Spider for UCAS class resources

Primary LanguagePython

SepSpider: Spider for UCAS SEP platform

SepSpider is a spider based on scrapy and selenium for automatically crawling and updating UCAS class resources. It's also suitable for server deployment.

Requirements

  1. Linux (Ubuntu recommended)
  2. Python3
    • scrapy
    • pillow
    • selenium
  3. Firefox

Usage

  1. Set up account info at sep_spider/custom_setting.py.
# sep user info
SEP_USER = 'your sep account (email)'
SEP_PASSWD = 'your password'

# The spider use Yundama for Captcha recognition.
# If you don't have one, create an User account (NOT a Developer one) at:
# http://www.yundama.com/
# and add some credits to it.

# yundama user info
YDM_INFO = {
    'username': 'yundama username',
    'password': 'yundama password',
    'appid': 8741,
    'appkey': 'c2f7b93e58d4721079da3822c7aad5d4'
}

# where to store you file
CUSTOM_FILES_STORE = 'sep/'

# touch reload path used by listener
RELOAD_PATH = './reload'

Yundama account is needed for Captcha recognition.
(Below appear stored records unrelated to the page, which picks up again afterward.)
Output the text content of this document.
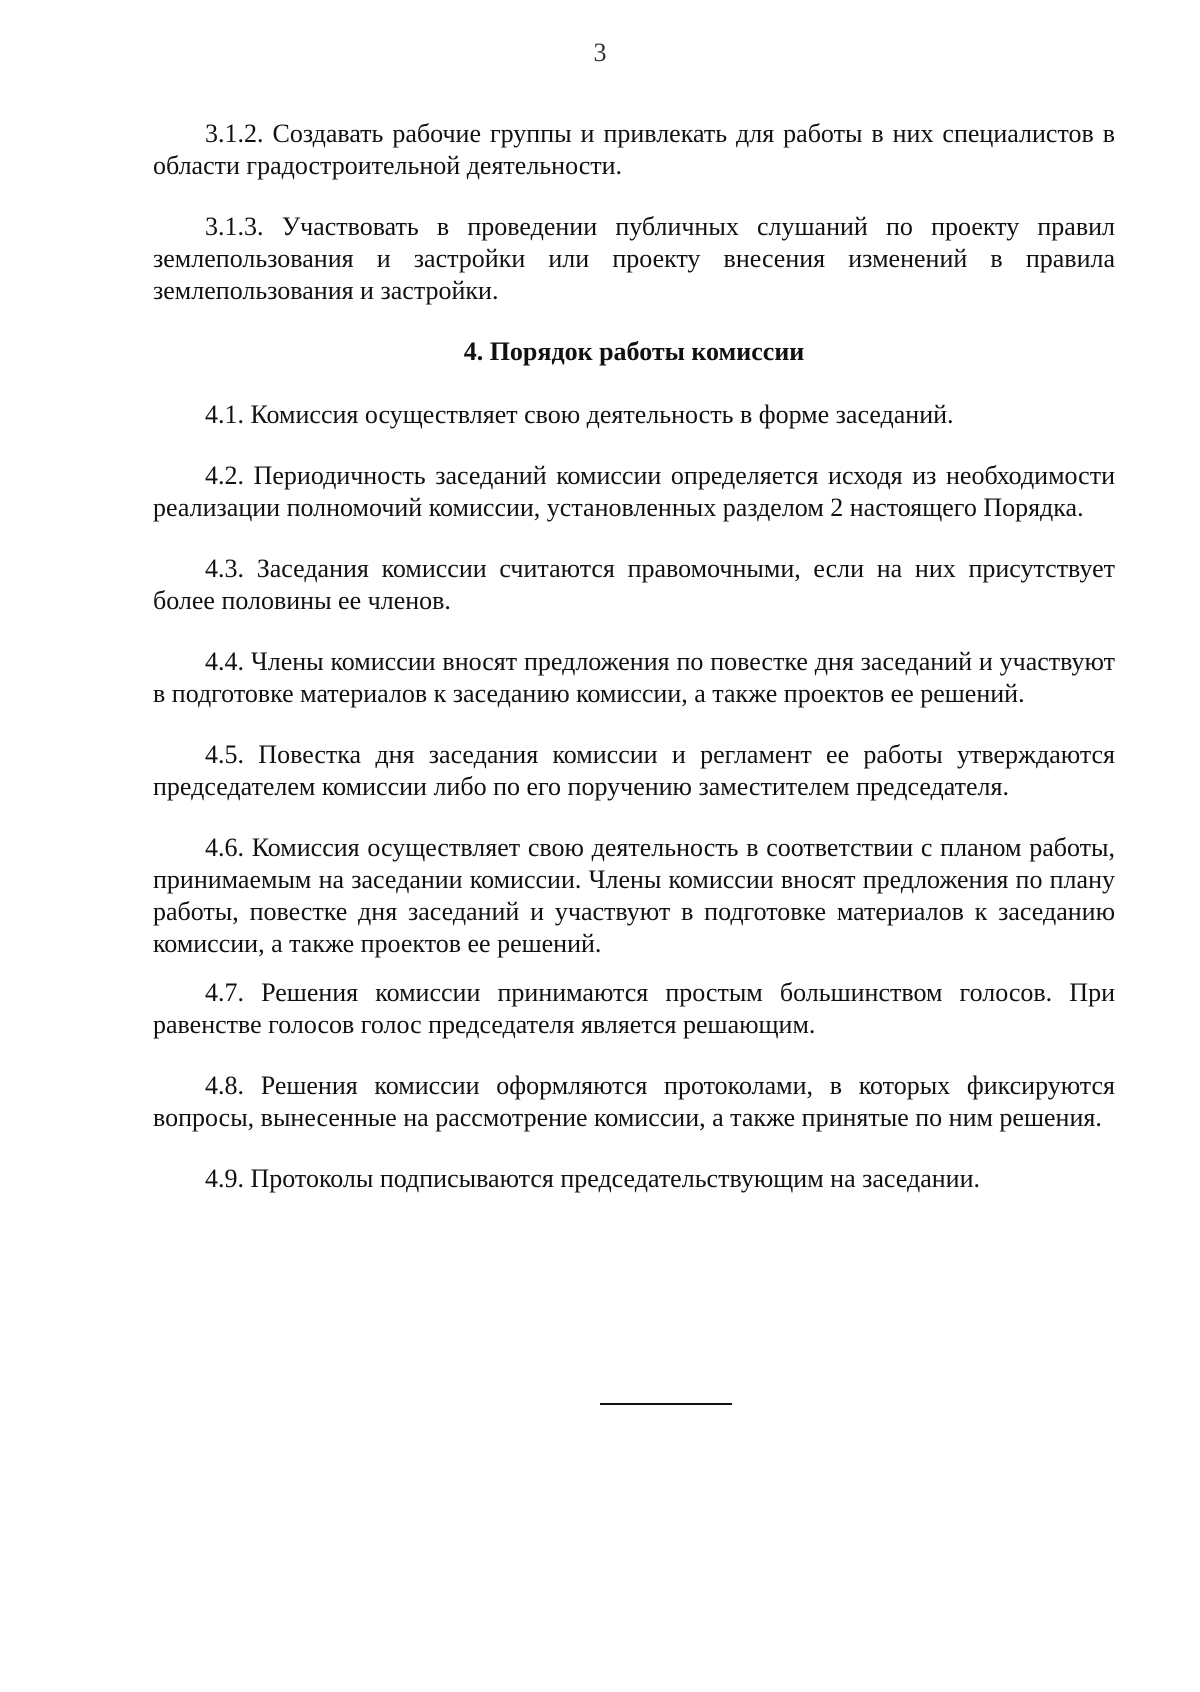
3

3.1.2. Создавать рабочие группы и привлекать для работы в них специалистов в области градостроительной деятельности.

3.1.3. Участвовать в проведении публичных слушаний по проекту правил землепользования и застройки или проекту внесения изменений в правила землепользования и застройки.

4. Порядок работы комиссии

4.1. Комиссия осуществляет свою деятельность в форме заседаний.

4.2. Периодичность заседаний комиссии определяется исходя из необходимости реализации полномочий комиссии, установленных разделом 2 настоящего Порядка.

4.3. Заседания комиссии считаются правомочными, если на них присутствует более половины ее членов.

4.4. Члены комиссии вносят предложения по повестке дня заседаний и участвуют в подготовке материалов к заседанию комиссии, а также проектов ее решений.

4.5. Повестка дня заседания комиссии и регламент ее работы утверждаются председателем комиссии либо по его поручению заместителем председателя.

4.6. Комиссия осуществляет свою деятельность в соответствии с планом работы, принимаемым на заседании комиссии. Члены комиссии вносят предложения по плану работы, повестке дня заседаний и участвуют в подготовке материалов к заседанию комиссии, а также проектов ее решений.

4.7. Решения комиссии принимаются простым большинством голосов. При равенстве голосов голос председателя является решающим.

4.8. Решения комиссии оформляются протоколами, в которых фиксируются вопросы, вынесенные на рассмотрение комиссии, а также принятые по ним решения.

4.9. Протоколы подписываются председательствующим на заседании.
Create an User (NOT Developer) account at http://www.yundama.com/ and add a little credits to it. 5 RMB is enough for a year's use.

  1. run spider
cd sep_spider
scrapy crawl sep_spider

The default location to store files is ./sep. It can be customized in sep_spider/custom_setting.py.

Listener usage

For server deployment, you can run listener.py to listen to the changes of reload file as the signal of recrawling. Recrawling will only download non-existing files. It won't modify existing files.

  1. Set up your environment and account info (see above)
  2. Run listener.py
python listener.py
  1. Everytime you modify the reload file, the spider will recrawl the resources. The location of reload file is customizable in sep_spider/custom_setting.py.
touch reload